Ana wasn't prepared to accept such a negative conclusion. In her mind, that was like throwing the baby out with the bath water. Clearly, she told herself, Dr. Emmert, like Rob, didn't understand much about the mysterious workings of passion. But she decided to focus on finding common ground rather than engaging in a futile debate about the nature of love. “I didn‘t want to commit in the way Michael asked me to because I felt attached to my family. He and I argued quite a bit about this issue.”

Rob shook his head. “You proved to us that your attachment to your family was trivial, if you left us for him.”

“I wasn't going to abandon my kids!” Ana objected.

“But you abandoned me.”

Ana didn't know what to say in response. Rob was right. She was planning to leave him, despite her ambivalence.

“So why did you give in to Michael's pressure?” Dr. Emmert asked her.
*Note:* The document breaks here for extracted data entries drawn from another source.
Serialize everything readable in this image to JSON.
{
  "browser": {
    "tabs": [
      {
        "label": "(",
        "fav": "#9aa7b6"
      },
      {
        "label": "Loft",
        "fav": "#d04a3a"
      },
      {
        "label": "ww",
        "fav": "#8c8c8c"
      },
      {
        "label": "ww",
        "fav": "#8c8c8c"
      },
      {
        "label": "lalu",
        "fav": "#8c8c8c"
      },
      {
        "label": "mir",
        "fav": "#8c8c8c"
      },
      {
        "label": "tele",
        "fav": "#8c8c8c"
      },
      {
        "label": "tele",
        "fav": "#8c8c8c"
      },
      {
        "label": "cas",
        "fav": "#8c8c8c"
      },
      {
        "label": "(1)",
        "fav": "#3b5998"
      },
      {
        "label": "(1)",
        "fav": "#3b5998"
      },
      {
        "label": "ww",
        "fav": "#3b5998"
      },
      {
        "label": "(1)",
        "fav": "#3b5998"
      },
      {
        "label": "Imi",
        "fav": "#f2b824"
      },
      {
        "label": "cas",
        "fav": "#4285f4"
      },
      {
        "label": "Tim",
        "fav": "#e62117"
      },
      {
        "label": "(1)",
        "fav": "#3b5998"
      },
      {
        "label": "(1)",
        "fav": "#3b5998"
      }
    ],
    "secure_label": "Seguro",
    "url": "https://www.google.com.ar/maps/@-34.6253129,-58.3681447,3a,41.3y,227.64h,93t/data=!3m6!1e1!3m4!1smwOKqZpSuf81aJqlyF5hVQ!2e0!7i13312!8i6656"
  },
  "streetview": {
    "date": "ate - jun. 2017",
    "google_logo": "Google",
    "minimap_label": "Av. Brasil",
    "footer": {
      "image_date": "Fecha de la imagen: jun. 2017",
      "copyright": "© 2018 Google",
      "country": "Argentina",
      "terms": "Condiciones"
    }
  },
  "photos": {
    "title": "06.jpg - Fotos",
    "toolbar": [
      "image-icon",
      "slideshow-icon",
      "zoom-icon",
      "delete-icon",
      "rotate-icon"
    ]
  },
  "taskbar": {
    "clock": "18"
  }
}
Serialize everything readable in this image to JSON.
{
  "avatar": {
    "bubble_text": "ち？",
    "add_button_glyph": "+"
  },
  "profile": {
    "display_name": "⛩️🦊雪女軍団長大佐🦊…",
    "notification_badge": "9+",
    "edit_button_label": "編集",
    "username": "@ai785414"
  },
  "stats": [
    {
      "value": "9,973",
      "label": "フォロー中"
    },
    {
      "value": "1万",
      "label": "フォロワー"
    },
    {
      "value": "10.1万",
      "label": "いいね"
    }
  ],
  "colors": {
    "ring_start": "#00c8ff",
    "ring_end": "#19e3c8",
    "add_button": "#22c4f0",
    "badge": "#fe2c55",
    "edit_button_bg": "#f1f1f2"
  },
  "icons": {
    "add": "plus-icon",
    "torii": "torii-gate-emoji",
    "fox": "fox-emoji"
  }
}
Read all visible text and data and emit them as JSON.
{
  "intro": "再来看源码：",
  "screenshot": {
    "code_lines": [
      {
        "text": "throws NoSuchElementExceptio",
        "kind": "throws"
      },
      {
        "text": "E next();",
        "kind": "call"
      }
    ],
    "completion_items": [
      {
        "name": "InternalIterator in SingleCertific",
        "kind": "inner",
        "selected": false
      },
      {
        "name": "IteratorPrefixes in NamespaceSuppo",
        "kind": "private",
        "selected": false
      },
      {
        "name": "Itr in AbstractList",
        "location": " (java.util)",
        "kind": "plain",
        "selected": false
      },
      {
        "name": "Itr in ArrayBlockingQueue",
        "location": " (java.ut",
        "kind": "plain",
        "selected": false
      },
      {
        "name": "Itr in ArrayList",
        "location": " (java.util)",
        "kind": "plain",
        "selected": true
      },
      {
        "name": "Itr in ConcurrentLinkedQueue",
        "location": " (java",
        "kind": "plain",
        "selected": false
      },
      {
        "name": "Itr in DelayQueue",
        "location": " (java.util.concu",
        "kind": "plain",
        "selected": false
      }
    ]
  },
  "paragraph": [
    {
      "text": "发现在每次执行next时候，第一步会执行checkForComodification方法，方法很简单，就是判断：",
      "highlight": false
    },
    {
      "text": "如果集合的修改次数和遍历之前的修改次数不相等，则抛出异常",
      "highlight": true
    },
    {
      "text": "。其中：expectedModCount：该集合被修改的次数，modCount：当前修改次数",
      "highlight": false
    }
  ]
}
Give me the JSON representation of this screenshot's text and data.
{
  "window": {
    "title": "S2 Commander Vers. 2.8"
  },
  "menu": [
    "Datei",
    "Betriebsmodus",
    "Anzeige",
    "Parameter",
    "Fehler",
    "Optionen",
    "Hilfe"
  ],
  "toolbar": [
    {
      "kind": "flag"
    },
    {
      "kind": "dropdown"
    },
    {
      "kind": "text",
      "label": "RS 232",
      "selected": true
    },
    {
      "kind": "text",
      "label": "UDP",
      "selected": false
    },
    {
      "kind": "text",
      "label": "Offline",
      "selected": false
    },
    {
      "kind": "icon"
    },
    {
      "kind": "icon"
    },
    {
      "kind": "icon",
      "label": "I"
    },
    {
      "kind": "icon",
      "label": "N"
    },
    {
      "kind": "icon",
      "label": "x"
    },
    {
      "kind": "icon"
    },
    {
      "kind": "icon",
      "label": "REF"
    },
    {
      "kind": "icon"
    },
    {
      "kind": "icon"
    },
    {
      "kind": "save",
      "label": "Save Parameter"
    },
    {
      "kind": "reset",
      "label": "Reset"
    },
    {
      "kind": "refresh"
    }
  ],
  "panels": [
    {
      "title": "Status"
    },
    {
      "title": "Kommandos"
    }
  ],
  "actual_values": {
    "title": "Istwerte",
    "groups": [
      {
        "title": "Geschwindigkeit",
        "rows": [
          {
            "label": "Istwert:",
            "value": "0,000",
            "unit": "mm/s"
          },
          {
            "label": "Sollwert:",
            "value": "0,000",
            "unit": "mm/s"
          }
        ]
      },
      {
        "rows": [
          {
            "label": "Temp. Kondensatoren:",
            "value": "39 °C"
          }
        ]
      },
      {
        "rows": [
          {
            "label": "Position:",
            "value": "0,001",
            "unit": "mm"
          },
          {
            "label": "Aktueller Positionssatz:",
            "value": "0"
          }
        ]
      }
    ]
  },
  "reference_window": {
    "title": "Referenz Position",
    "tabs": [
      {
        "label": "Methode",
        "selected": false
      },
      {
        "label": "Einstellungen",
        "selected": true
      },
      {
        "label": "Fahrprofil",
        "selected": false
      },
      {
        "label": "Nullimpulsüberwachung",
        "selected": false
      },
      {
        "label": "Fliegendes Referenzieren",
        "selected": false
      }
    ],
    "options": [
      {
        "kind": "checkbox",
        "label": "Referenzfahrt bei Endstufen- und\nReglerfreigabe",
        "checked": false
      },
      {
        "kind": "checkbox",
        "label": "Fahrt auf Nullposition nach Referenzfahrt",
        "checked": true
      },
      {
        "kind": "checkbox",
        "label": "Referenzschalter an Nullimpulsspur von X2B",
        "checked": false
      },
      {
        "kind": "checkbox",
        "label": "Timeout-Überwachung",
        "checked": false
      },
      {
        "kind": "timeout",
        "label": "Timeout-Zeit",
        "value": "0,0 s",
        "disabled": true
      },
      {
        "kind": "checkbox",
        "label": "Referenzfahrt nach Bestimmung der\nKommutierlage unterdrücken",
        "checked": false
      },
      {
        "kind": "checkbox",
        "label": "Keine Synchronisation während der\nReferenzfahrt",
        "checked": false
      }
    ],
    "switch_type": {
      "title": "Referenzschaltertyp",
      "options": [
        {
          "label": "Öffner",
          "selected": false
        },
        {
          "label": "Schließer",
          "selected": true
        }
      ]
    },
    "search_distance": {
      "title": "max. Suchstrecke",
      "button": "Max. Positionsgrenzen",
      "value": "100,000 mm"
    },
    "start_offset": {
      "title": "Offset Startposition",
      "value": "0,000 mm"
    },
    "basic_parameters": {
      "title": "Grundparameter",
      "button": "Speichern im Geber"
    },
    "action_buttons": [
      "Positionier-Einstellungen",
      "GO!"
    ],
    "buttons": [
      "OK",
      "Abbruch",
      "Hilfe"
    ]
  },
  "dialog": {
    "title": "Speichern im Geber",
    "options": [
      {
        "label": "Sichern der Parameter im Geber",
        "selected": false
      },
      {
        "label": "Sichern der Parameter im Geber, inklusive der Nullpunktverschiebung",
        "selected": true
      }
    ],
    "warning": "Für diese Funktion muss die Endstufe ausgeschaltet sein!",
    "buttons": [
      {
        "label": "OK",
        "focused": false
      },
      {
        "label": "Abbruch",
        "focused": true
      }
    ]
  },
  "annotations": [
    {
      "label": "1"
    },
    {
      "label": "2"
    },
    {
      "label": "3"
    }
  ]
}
She didn't reply immediately. This was a question she had asked herself repeatedly during the course of her affair. She still didn‘t have a clear answer to it. “It's not that Michael ever forced me to do things I didn't want to do. I mean, he didn't order me around or give me any ultimatums,” she gestured, struggling with the vagueness of the information she was trying to convey. “He could have easily blackmailed me about moving to Phoenix with his fiancée. But he never did that, at least not explicitly. Yet, somehow, it was an undercurrent between us, like an implicit threat or something. Whenever I didn't go along with his wishes, I sensed that he withdrew from me. It was as if our mutual affection and all the good times we shared were instantly erased from his mind, like they never existed,” she recalled the emotional vacuum she felt whenever she and her former lover disagreed.

“And how did that make you feel?”

“Horrible,” Ana began unburdening herself of some of the negative recollections. “I mean, with a more normal man, the difference between closeness and detachment doesn't feel that big. In most relationships, you just go from lukewarm to cool,” she measured a miniscule distance between her thumb and index finger. “But with Michael, the difference was staggering,” she extended her arms wide open. “Whenever we disagreed, we'd go from boiling hot to ice cold within a matter of seconds. And I dreaded the coldness. So I almost always gave in to his wishes. Because I didn't want to lose him.”